In an announcement that is sending shockwaves through Republican power centers, the Supreme Court says it will take up a gerrymandering case that could upend one of their key strategies to winning legislative seats.
A federal court ruled in 2011 that Wisconsin districts were illegally drawn along partisan lines, helping Republicans win 60% of legislative seats despite garnering just 48.6% of votes. Today, the Court agreed to hear the appeal in the upcoming session, which NPR reports, opens the door for the Court to “formally determine a metric on what constitutes unlawful gerrymandering.”
While racially motivated redistricting is unconstitutional, gerrymandering for political gain is currently permitted due to a 2004 decision that left the door open to revisit the issue should “workable standards” be developed in the future. The plaintiffs in the case of Gill v. Whitford argue that they have identified the necessary standards
The proposed metric focuses on “wasted votes.” In a wasted votes situation, a Democrat in a strangely drawn district would win in a landslide, while those in surrounding districts suffer narrow defeats. The plaintiffs contend that such a scenario points to an intent to waste Democrats’ votes in a district they would win without them, preventing equal representation.
The timing of the 2010 tea party insurgency presented an opportunity for Republicans to rig district lines in their favor because they controlled the majority of state legislatures immediately following a census and therefore determined redistricting. Numerous Republican redistricting plans have been overturned for their racist motives, but political gerrymandering has allowed Republicans to maintain control of both state legislatures and the U.S. House, where in 2012, Republicans won a 49-seat majority despite losing to Democrats in the nationwide count by more than 1.2 million votes.
Republicans designed the districts using methods called “cracking and packing.” Cracking dilutes Democratic Party support by splitting the votes among neighboring districts where it can have no effect, and packing concentrates Democrats into a single district, which will be sacrificed by the Republicans in order to win multiple seats surrounding it.
After Senate Majority Leader Mitch McConnell (R-KY) succeeded in stealing President Obama’s Supreme Court pick and delivered President Trump the opportunity to seat right wing ideologue Justice Neil Gorsuch, many progressives get squeamish at the thought of important issues decided by this Court. Here, however, Democrats have reason for hope.
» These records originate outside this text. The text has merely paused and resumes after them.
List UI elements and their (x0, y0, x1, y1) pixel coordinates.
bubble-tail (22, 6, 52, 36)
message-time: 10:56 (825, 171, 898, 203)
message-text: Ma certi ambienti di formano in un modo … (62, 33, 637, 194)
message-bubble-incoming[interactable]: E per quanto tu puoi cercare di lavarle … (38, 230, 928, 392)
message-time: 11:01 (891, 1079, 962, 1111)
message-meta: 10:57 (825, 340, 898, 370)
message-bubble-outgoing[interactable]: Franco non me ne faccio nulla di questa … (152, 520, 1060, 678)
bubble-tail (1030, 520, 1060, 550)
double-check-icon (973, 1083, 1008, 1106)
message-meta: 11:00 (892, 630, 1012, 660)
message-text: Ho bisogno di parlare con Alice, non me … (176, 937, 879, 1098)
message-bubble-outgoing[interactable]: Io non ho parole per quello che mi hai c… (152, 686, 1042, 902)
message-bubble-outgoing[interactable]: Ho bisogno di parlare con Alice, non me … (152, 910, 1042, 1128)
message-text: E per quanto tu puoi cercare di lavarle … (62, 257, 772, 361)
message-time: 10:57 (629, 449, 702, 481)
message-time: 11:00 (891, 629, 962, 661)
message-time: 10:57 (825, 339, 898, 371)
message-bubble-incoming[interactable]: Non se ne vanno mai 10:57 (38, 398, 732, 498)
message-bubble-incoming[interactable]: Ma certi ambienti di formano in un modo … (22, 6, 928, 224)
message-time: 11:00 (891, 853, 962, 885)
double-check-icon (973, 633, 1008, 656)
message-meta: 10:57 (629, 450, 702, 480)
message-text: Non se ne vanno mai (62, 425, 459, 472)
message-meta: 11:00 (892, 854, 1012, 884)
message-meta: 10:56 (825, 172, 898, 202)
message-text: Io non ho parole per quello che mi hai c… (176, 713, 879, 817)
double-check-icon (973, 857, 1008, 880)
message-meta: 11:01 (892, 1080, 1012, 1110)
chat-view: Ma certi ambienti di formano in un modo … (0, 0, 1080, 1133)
In the 2004 decision allowing partisan gerrymandering, it was Justice Anthony Kennedy who left the door open to further consideration. Should the “wasted vote” metric meet his approval, we could see him break with his more conservative colleagues as he has been occasionally wont to do. Chief Justice Roberts, who surprised observers by joining current Justices Ruth Bader Ginsburg, Stephen Breyer, Sonia Sotomayor, and Elena Kagan to uphold Obamacare in 2012, arrived on the Court in 2005 and could be a wildcard in the case.
While the decision of the Supreme Court decision is very much up-in-the-air, this at the very least opens up the potential to make our elections significantly more just. After all, our republic is intended to be a nation in which the voters determine our elected officials, and for decades, Republicans have contrived to build a system whereby Republican politicians choose the voters.
In their next session, the Supreme Court has the chance to correct this tremendous injustice and in so doing, release Republicans’ devious vice grip on power.